Game journalism is far greater than just being able to "play gaems gud", consider Jason Schreier, a foundational game journalist. Decidedly not an expert player, yet has made extremely important contributions to the field (A serious chunk of relevant videos posted in this section, source him).
The whole thesis here is basically that you expect players to grind and trade time for what is basically an easy mode.
How about you let players chose what their difficulty mode is? If a disabled player can play on a higher difficulty mode, they can pick that. If not they can pick an easier mode.
Or how about non-disabled players? I'm damn good at DMC3, but sometimes I just want to kick back and focus on breezing through a few missions. None of these options disrespect disabled players – literally they chose what challenge they can face, this is LITERALLY the point of difficulty options.
Soulsborne games are designed around their difficulty and I think a good argument can be made that an "easy mode" compromises the experience if you can chicken out of it.
Okay. I said game reviewers should be good at games. I didn't say they needed to be experts or speedrunner, I said they need to not be fucking shit. If you can't beat a game you're set to review, and it's not a fault of the game being broken, then you are bad at your job. You can't review something if you don't know anything about it.

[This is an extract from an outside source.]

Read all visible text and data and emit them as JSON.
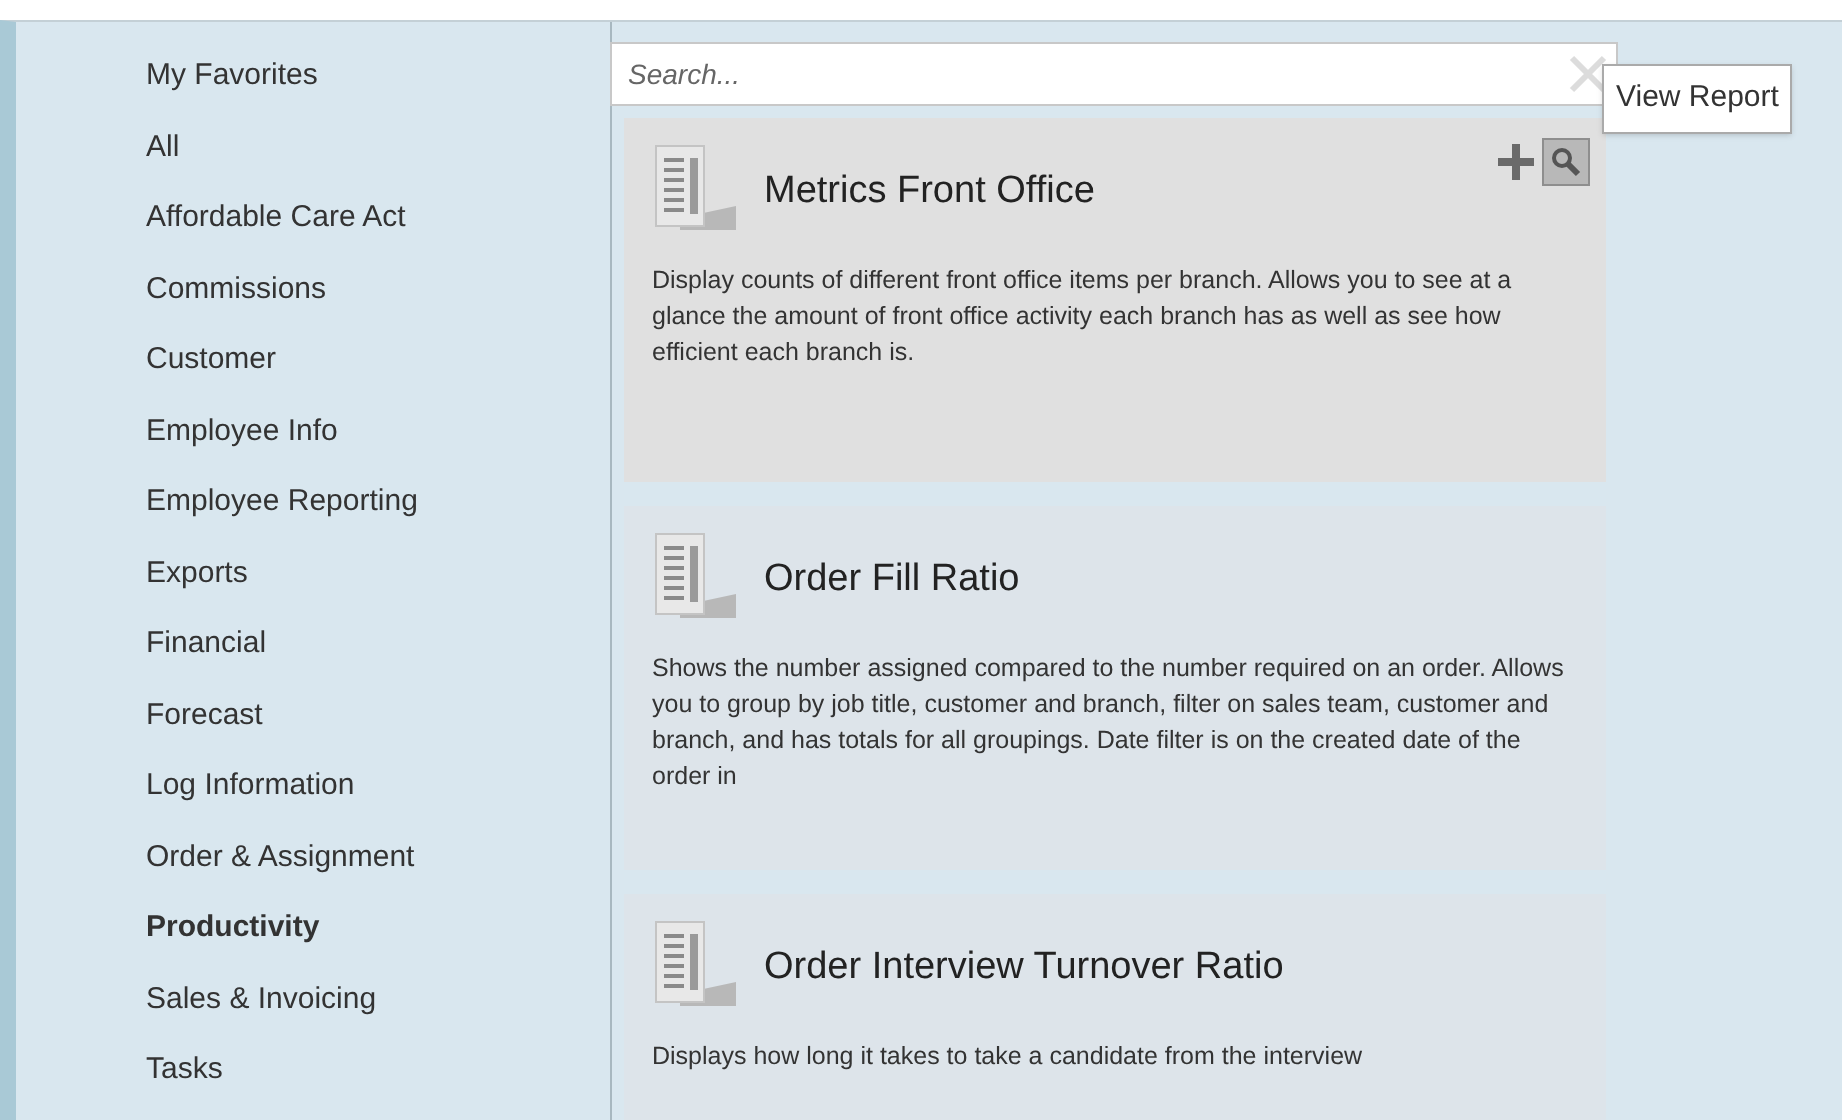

Wow such toxicity, expecting people who play games for a living to be fucking competent at playing them. How fucking unreasonable of me.
As for the 'thesis' I was saying in From Software's games if you can't tackle a particular challenge you almost always have other options to take, grinding was only one of the many things I suggested. But sure, just ignore the entire post to strawman my point as "grind and waste your time", whatever. Want to play an easy game? Play a different game, there are millions of them. In any of From's games except Sekiro you can play a tank build and be practically invincible, there's your easy mode.
DMC has an easy mode but it actively mocks you for using it, going so far as to deduct points from you for using it. Allowing different modes is a developer choice, as is saying "There's one difficulty, get good."